Begitu Antusiasnya masyarakat melihat dan menyaksikan bukti sejarah minagkabau, yang di peragakan di depan umum, salah satu dari Tanduk kerbau, dari kerajaan maja pahit lalu, yang di kalahkan oleh kerbau orang minang sendiri, dan konon kabarnya disitulah di ambil nama Minang Kabau itu, yang berarti Menang kerbau.
Perhelatan Satu ivent, Satu Nagari, yang sudah Calender Tahunan dari Pemerintahan Kabupaten Tanah Datar, Nagari Minang kabau itu, dibuka langsung oleh Eka Putra SE.MM, Bupati Tanah Datar, turut hadir dalam kesempatan itu, Imhar Wali Nagari Minang Kabau, Camat Sungayang, Anggota DPRD Provinsi, Arkadius, dan OPD dari Pemkab.
Dalam Sambutanya, Imhar, Wali Nagari Minang Kabau, kami atas Nama masyarakat Minangkabau, ucapkan terima kasih kepada pemerintahan kabupaten yang telah mensyuport kegiatan ini, yang bertemakan Minangkabau, Baralek Gadang.
“Juga, Imhar ucapkan terimakasih kepada masyarakar nagari Minagkabau, dan panitia yang dari perencanaan sampai terlaksananya acara ini, memang menguras tenaga materil” ucapnya.
Sementara itu, Eka Putra Bupati Tanah Datar, sangat apresiasi kegiatan Satu Uvent, Satu Nagari, yang bertemakan Nagari Minangkabau Baralek Gadang, cukup berhasil digelar, bahkan bisa juga melihatkan bukti sejarah nama minang kabau ini, adanya Tanduk kerbau tersimpan awet.
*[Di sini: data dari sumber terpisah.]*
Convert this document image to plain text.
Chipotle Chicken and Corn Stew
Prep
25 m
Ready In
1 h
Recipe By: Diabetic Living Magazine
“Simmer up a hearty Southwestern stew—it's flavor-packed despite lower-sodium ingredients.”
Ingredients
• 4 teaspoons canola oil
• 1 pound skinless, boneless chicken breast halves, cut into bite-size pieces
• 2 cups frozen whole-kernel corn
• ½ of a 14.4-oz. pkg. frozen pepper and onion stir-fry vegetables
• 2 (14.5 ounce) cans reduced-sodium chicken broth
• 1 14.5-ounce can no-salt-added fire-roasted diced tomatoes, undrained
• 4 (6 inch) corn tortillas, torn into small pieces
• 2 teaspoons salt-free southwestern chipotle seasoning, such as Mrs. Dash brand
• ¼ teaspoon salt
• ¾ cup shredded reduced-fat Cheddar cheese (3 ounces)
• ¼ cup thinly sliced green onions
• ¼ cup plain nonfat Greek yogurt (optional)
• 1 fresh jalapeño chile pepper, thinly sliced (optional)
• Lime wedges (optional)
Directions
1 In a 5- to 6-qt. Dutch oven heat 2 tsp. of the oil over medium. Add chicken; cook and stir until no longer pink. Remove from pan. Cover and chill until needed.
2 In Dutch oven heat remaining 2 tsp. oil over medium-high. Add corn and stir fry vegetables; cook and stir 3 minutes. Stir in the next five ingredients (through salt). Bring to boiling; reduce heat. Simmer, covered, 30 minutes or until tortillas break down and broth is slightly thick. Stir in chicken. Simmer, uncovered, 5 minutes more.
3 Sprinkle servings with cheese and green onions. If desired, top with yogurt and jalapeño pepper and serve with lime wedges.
“Dengan memperagakan juga ciri khas nagari Minagkabau, masakanya yang terkenal dan pakayan adat begitu memukau, dengan bundo kanduangnya yang begitu ramah menandakan acara ini, cukup berhasil,” ungkapnya.
Eka juga sampaikan, pemerintahan Nagari minangkabau, sudah banyak menjalankan program pemerintah Daerah seperti Bajak Gratis, Satu Ivent Satu Nagari, dan yang menjadi permintaan bagi Pemerintahan Nagari akan kami kabulkan, akan membangun gedung serba guna, kami menunggu profosal dan pembebasan lahanya,” pungkasnya.